Do podróżowania wystarczy mieć ważny paszport, choć komunistyczne władze zostawiły sobie furtkę. Mogą odmówić wydania dokumentu ze względu na "interes publiczny" oraz "względy bezpieczeństwa narodowego".
Przeczytaj także: Kuba - hit sezonu zimowego
Zniesiono dotychczasowe obostrzenia
Do tej pory, każdy kto chciał wyjechać za granicę, każdorazowo musiał dostać od władz zgodę. Był zobowiązany także do dostarczenia listu intencyjnego od zapraszających z zagranicy.

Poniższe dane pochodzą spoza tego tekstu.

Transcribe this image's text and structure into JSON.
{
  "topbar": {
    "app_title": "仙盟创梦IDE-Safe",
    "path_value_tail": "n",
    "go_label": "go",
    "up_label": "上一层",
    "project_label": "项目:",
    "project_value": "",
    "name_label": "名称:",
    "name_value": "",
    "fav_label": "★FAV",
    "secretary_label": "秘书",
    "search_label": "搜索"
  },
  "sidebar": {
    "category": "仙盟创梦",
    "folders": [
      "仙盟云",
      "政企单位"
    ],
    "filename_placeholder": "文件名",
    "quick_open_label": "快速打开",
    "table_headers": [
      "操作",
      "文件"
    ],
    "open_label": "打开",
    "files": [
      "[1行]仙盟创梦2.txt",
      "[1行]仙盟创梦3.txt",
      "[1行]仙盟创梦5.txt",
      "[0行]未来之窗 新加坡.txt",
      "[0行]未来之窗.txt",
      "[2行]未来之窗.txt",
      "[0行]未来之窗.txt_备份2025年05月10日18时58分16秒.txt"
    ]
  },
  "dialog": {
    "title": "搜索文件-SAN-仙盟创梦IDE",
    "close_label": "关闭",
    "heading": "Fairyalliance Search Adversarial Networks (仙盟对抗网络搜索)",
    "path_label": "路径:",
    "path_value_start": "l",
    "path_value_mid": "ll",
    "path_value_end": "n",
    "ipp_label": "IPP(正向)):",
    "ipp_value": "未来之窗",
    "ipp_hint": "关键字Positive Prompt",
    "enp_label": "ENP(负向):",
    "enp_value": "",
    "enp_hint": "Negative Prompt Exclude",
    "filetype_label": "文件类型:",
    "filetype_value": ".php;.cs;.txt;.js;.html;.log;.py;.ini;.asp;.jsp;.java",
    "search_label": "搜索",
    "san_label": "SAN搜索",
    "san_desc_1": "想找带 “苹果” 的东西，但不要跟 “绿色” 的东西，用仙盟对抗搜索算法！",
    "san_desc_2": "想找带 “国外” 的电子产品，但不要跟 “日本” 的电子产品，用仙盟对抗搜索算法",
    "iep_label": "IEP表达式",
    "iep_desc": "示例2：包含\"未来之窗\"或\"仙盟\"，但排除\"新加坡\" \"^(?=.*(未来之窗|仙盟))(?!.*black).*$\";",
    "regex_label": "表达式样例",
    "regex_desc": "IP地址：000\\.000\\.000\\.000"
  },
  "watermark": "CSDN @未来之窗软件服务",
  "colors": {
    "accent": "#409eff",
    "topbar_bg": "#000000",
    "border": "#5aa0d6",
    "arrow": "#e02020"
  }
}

Berta Soler, liderka opozycyjnego ruchu Kobiety w Bieli, do zmian podchodzi bez euforii. Przypomina, że o tym czy ktoś może wyjechać wciąż będą decydowały władze. Dodaje jednak, że ma zamiar przetestować nowe prawo.
Procedura wyjazdowa staniała. Dotychczas wiza i list intencyjny kosztowały w sumie 200 dolarów za każdy wniosek. Dla wielu była to kwota spora, bo średnia pensja na *Kubie *wynosi 20 dolarów. Za wydanie paszportu będzie trzeba zapłacić 100 dolarów, ale będzie to wydatek jednorazowy.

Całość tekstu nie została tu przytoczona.